To legally reduce those geopolitical trends indirectly expected by military superpowers when they adopt an expedition to «save lives», among prerequisites sine qua non, the UN Security Council should better apply the principle of equal treatment granted by the provisions of articles 2 and 3 of the Charter of United Nations. According to these articles, on one hand the Purposes of the United Nations are:

a. To maintain international peace and security, and to that end:

b. to take effective collective measures for the prevention and removal of threats to the peace, and

c. for the suppression of acts of aggression or other breaches of the peace, and

d. to bring about by peaceful means, and in conformity with the principles of justice and international law, adjustment or settlement of international disputes or situations which might lead to a breach of the peace;

e. to develop friendly relations among nations based on respect for the principle of equal rights and self-determination of peoples, and

f. to take other appropriate measures to strengthen universal peace; to achieve international co-operation in solving international problems of an economic, social, cultural, or humanitarian character, and in promoting and encouraging respect for human rights and for fundamental freedoms for all without distinction as to race, sex, language, or religion; and to be a centre for harmonizing the actions of nations in the attainment of these common ends.

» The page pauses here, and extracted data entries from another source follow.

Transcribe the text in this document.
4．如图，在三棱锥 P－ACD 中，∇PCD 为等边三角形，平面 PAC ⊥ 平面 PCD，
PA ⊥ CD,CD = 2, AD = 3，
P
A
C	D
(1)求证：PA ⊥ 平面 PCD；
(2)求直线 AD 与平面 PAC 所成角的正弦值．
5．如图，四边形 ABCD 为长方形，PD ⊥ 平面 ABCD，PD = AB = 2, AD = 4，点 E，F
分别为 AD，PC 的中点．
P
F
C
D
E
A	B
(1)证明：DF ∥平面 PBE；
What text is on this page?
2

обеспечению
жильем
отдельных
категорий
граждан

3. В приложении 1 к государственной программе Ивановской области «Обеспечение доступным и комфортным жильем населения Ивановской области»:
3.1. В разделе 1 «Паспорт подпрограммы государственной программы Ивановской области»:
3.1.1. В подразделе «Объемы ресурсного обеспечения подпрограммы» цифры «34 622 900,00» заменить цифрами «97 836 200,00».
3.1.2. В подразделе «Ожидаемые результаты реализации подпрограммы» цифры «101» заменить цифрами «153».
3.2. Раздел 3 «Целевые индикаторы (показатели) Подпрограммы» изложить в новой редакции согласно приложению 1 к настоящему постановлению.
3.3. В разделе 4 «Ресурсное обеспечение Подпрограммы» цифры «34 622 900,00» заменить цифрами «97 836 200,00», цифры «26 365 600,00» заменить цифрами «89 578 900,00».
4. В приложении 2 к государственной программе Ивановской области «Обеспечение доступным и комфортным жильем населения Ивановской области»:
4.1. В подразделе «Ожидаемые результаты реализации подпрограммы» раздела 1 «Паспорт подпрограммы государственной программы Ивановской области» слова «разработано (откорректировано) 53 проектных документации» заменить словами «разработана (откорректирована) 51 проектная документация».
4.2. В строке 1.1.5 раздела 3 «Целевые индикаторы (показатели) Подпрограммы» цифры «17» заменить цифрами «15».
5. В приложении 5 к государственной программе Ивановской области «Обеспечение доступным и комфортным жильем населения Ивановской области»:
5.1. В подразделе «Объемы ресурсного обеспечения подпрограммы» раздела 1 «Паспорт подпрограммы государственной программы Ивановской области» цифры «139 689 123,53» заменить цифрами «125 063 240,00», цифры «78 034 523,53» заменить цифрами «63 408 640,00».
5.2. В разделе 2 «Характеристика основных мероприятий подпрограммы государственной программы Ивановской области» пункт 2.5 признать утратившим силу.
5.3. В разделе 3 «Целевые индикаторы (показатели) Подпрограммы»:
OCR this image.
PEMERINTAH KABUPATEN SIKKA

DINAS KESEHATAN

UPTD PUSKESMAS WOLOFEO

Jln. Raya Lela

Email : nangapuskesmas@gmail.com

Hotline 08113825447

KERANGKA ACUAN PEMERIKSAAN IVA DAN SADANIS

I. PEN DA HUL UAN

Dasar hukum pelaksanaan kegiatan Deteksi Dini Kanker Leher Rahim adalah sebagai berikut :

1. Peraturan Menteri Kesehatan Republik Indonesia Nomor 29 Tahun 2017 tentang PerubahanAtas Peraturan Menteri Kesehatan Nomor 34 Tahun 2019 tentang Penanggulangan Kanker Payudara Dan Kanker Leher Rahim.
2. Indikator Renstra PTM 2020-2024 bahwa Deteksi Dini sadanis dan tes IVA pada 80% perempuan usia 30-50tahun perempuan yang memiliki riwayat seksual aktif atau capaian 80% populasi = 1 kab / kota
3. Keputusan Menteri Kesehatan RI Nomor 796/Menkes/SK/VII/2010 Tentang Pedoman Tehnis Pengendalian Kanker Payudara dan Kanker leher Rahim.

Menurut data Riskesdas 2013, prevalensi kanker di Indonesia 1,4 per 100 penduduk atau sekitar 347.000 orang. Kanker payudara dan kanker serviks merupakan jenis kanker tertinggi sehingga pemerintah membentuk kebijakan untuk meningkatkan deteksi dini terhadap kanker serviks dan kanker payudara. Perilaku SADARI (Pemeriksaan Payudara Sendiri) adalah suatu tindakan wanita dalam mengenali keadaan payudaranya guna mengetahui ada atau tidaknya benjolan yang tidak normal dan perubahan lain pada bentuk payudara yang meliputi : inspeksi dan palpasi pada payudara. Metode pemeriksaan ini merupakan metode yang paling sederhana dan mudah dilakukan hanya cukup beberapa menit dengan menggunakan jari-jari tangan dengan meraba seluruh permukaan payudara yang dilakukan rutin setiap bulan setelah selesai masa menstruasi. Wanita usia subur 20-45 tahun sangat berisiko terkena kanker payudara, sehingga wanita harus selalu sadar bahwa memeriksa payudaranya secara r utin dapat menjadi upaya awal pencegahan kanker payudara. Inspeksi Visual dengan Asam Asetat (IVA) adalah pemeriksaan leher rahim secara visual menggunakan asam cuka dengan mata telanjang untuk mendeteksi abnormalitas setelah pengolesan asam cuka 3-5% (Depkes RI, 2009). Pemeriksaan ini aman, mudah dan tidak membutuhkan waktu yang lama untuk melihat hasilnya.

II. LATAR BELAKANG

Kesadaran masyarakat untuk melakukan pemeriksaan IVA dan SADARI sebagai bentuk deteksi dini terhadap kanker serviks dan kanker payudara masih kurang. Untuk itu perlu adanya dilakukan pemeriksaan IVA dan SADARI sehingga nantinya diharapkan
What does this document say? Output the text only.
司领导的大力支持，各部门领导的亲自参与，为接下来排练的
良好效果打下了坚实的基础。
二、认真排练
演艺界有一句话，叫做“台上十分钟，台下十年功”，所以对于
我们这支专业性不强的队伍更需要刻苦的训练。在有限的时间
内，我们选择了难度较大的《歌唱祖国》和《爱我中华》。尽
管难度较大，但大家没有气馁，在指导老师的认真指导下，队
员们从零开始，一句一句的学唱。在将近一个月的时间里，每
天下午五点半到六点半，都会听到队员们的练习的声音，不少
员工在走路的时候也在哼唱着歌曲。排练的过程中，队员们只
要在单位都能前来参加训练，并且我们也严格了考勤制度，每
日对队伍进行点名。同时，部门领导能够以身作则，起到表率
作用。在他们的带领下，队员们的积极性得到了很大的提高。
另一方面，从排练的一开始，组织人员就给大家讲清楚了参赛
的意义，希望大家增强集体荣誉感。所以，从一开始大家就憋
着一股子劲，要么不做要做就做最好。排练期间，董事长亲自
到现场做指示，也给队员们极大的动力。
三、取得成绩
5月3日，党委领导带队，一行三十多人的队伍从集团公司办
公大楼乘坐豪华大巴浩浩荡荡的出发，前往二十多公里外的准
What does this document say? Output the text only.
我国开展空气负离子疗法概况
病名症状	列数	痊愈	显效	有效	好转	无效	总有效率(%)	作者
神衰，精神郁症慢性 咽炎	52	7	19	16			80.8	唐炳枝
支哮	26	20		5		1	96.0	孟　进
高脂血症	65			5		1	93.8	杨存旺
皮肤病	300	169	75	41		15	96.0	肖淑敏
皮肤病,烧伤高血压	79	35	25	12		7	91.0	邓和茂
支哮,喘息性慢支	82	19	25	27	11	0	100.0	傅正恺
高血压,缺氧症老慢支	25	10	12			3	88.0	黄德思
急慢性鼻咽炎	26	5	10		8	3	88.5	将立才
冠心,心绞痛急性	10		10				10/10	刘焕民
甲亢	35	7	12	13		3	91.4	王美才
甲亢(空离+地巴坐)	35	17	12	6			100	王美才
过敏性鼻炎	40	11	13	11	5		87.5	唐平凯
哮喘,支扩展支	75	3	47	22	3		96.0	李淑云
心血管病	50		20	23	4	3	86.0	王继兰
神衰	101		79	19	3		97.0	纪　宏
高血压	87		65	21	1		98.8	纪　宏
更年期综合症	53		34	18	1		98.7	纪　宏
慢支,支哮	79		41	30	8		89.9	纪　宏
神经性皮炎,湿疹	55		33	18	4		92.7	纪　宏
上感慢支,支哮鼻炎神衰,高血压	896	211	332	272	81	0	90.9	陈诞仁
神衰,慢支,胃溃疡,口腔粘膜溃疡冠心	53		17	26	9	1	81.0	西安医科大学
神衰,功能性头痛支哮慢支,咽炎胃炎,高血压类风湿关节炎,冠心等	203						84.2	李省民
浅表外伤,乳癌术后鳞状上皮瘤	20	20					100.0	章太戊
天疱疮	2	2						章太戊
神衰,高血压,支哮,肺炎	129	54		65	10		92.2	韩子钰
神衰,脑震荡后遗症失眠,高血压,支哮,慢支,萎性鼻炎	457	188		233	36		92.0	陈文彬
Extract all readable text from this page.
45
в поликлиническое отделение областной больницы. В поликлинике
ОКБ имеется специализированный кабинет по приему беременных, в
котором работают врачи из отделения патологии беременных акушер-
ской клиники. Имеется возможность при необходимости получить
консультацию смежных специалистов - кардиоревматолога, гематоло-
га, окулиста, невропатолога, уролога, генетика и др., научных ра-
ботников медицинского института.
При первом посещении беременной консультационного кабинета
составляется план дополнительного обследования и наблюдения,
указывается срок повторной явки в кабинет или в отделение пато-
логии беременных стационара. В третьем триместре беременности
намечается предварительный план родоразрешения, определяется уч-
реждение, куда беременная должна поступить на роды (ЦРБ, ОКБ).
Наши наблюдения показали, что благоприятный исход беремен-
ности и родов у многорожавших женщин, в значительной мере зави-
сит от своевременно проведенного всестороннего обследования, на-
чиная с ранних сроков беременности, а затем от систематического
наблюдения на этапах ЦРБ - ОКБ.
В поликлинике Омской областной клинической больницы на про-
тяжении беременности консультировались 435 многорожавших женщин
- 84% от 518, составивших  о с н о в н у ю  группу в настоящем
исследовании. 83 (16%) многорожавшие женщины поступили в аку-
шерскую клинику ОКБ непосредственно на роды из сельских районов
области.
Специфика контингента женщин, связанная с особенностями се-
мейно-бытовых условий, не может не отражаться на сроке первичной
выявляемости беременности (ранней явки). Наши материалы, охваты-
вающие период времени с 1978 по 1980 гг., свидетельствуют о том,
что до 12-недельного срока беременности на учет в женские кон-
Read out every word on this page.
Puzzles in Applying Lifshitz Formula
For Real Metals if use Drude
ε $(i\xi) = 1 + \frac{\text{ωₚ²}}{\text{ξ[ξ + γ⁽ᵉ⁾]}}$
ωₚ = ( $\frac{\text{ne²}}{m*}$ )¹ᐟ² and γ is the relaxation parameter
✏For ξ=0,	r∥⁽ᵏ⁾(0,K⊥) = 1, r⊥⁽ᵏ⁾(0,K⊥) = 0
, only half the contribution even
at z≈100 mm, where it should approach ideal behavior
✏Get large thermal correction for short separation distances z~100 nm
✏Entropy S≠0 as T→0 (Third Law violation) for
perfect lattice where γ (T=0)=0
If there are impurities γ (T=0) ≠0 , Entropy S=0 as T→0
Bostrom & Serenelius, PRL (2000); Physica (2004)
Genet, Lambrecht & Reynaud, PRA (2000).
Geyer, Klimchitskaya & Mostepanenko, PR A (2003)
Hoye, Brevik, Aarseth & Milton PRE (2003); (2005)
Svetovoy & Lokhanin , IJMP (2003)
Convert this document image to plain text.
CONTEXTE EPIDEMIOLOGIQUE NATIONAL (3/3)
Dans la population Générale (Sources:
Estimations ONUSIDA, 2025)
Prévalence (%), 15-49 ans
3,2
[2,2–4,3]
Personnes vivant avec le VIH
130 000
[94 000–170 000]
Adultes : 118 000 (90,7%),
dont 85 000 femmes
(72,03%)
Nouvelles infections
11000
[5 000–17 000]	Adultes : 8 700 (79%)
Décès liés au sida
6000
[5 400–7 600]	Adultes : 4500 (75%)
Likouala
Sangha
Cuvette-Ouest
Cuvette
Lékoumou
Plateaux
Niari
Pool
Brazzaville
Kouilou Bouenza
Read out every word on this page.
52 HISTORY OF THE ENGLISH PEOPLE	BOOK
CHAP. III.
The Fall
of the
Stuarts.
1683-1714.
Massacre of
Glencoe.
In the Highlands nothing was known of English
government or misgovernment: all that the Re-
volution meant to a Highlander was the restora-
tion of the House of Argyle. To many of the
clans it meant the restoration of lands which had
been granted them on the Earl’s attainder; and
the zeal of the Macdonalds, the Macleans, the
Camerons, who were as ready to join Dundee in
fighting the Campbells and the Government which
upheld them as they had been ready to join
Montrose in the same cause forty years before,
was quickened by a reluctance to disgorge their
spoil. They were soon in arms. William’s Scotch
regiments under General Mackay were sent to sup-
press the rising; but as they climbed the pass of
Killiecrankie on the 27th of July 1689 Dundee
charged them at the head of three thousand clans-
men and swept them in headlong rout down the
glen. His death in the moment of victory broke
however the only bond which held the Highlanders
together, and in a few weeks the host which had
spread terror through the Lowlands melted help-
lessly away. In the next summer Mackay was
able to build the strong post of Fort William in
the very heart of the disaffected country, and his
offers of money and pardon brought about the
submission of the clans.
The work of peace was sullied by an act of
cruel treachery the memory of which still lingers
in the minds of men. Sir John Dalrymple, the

On the other hand, the Organization and its Members, in pursuit of the Purposes stated in Article 1, shall act in accordance with the following Principles:

a. the Organization is based on the principle of the sovereign equality of all its Members;

b. all Members, in order to ensure to all of them the rights and benefits resulting from membership, shall fulfill in good faith the obligations assumed by them in accordance with the present Charter;

c. all Members shall settle their international disputes by peaceful means in such a manner that international peace and security, and justice, are not endangered;

d. all Members shall refrain in their international relations from the threat or use of force against the territorial integrity or political independence of any state, or in any other manner inconsistent with the Purposes of the United Nations;

e. all Members shall give the United Nations every assistance in any action it takes in accordance with the present Charter, and shall refrain from giving assistance to any state against which the United Nations is taking preventive or enforcement action;

f. the Organization shall ensure that states which are not Members of the United Nations act in accordance with these Principles so far as may be necessary for the maintenance of international peace and security;

g. and nothing contained in the present Charter shall authorize the United Nations to intervene in matters which are essentially within the domestic jurisdiction of any state or shall require the Members to submit such matters to settlement under the present Charter.248(*)

* 244Achcar, G., op. cit., p. 81.

* 245 C. Portela, Humanitarian Intervention, NATO and the International Law. Can the Institution of Humanitarian Intervention justify Unauthorized Action?, Berlin Information Center for Transatlantic Security, Berlin, 2012, p. ii.

* 246 J. Foster, « Afghanistan, The TAPI Pipeline, and Energy Politics », Journal of Energy Security, 23 mars 2013.

* 247 David S. Yost, NATO Tansformed. The Alliance's New Roles in International Security, United States Institute of Peace, Washington DC, 1998, p. 189.

* 248 Articles 1 and 2 of the Charter of United Nations and ICJ Statute of 26 June 1998.